KUALA LUMPUR : Kuala Lumpur Kepong Bhd (KLK) is anticipated to deliver stronger net profit in the second half of the financial year ending 30 September 2025 (2HFY25), with the absence of derivatives-related losses expected to bolster earnings performance, according to CIMB Securities Research.
The research house noted that although KLK has revised its full-year fresh fruit bunch (FFB) production guidance to reflect mid-single-digit growth, it maintains a positive outlook for the second half, supported by improved production levels.
CIMB Securities highlighted that this implies production in 2HFY25 could contribute approximately 52 per cent of total annual output, sustaining earnings momentum.

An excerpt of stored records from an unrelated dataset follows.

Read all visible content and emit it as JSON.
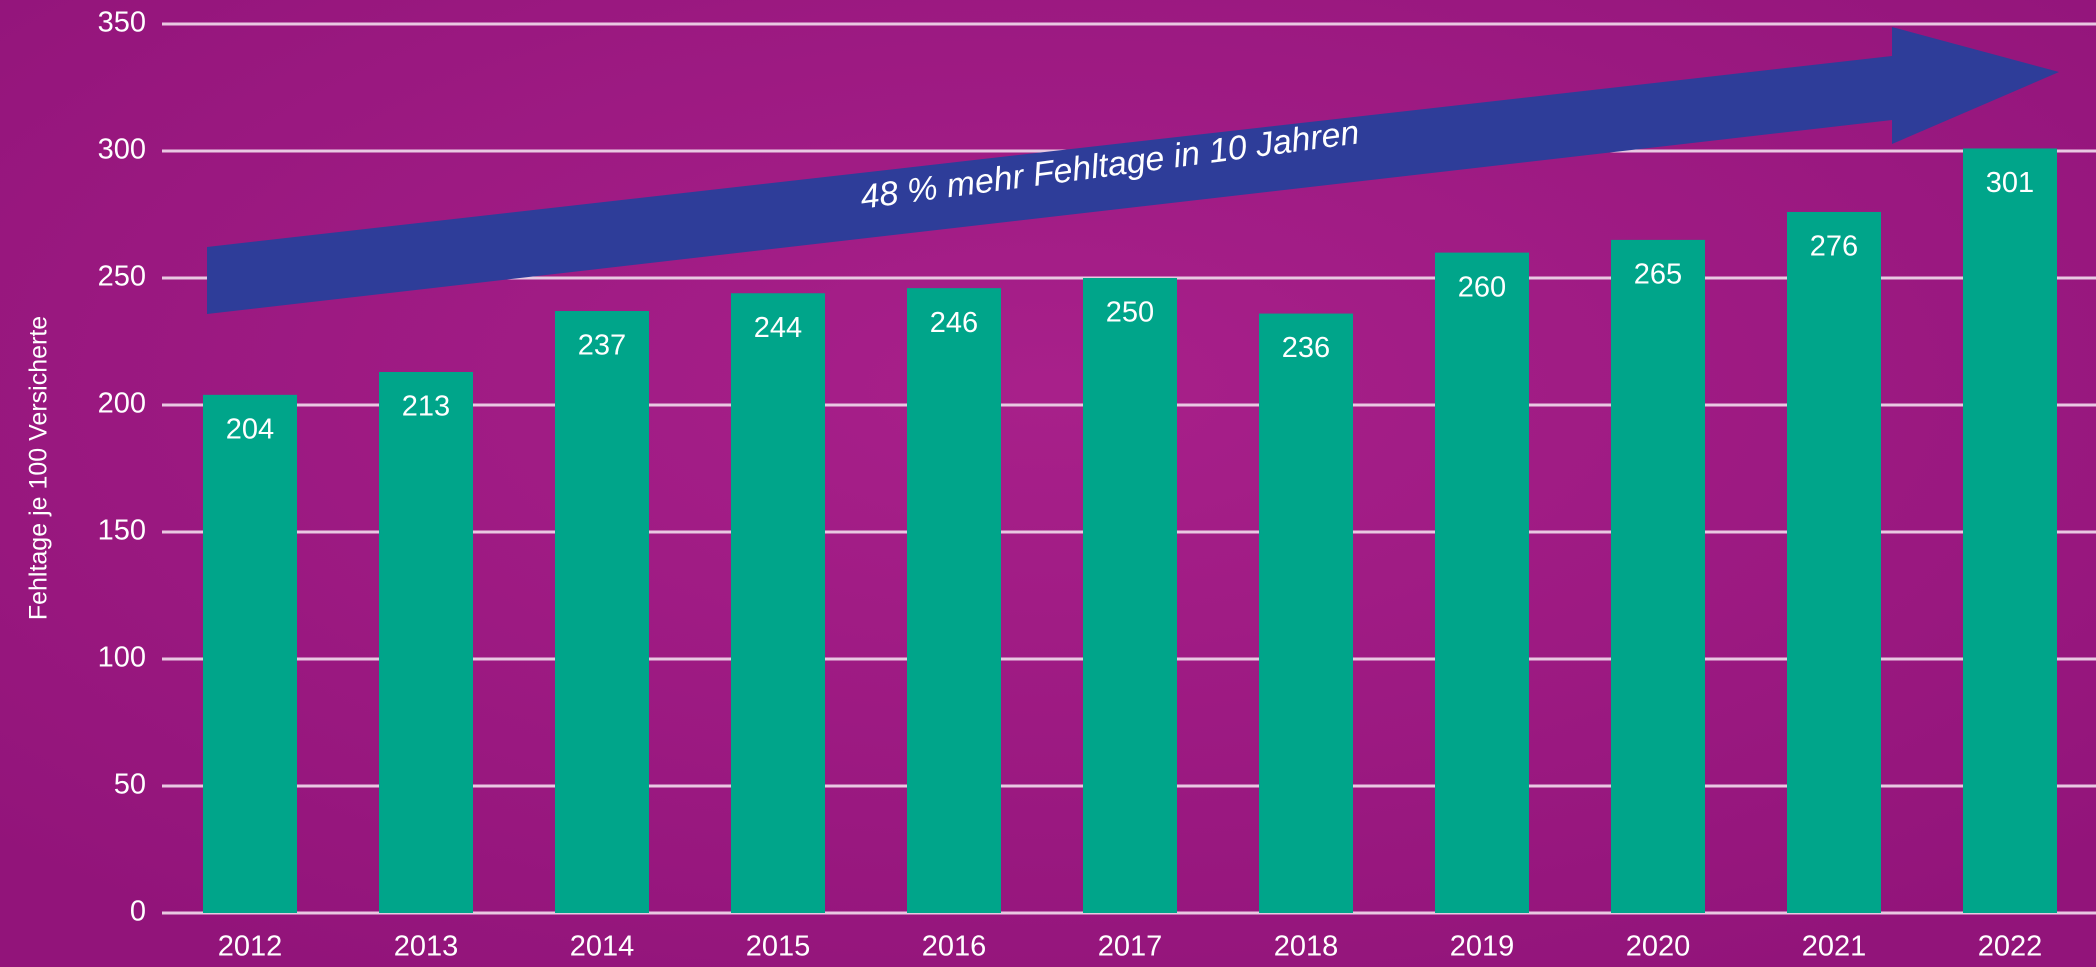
{
  "chart_data": {
    "type": "bar",
    "y_axis_label": "Fehltage je 100 Versicherte",
    "annotation": "48 % mehr Fehltage in 10 Jahren",
    "categories": [
      "2012",
      "2013",
      "2014",
      "2015",
      "2016",
      "2017",
      "2018",
      "2019",
      "2020",
      "2021",
      "2022"
    ],
    "values": [
      204,
      213,
      237,
      244,
      246,
      250,
      236,
      260,
      265,
      276,
      301
    ],
    "color": "#00a58a",
    "ylim": [
      0,
      350
    ],
    "yticks": [
      0,
      50,
      100,
      150,
      200,
      250,
      300,
      350
    ],
    "grid": true
  }
}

However, the impact of this uplift is likely to be partially offset by the current decline in crude palm oil (CPO) prices.
KLK recorded a 2.5 per cent year-on-year decrease in ex-mill CPO production costs to RM2,100 per tonne in the first half of FY25 (1HFY25), mainly due to lower fertiliser prices.
Despite this, the firm continues to face headwinds in several areas. Refining margins are expected to remain weak, its glove division remains in the red, and gas supply disruptions have adversely affected operational efficiency at its oleochemical facilities during the third quarter of FY25.
KLK disclosed that the RM252 million in derivatives losses reported in 1HFY25 were largely unrealised, with approximately RM143 million related to US dollar hedging activities.
CIMB Securities has maintained its ‘Hold’ rating on KLK, with an unchanged target price of RM21.50.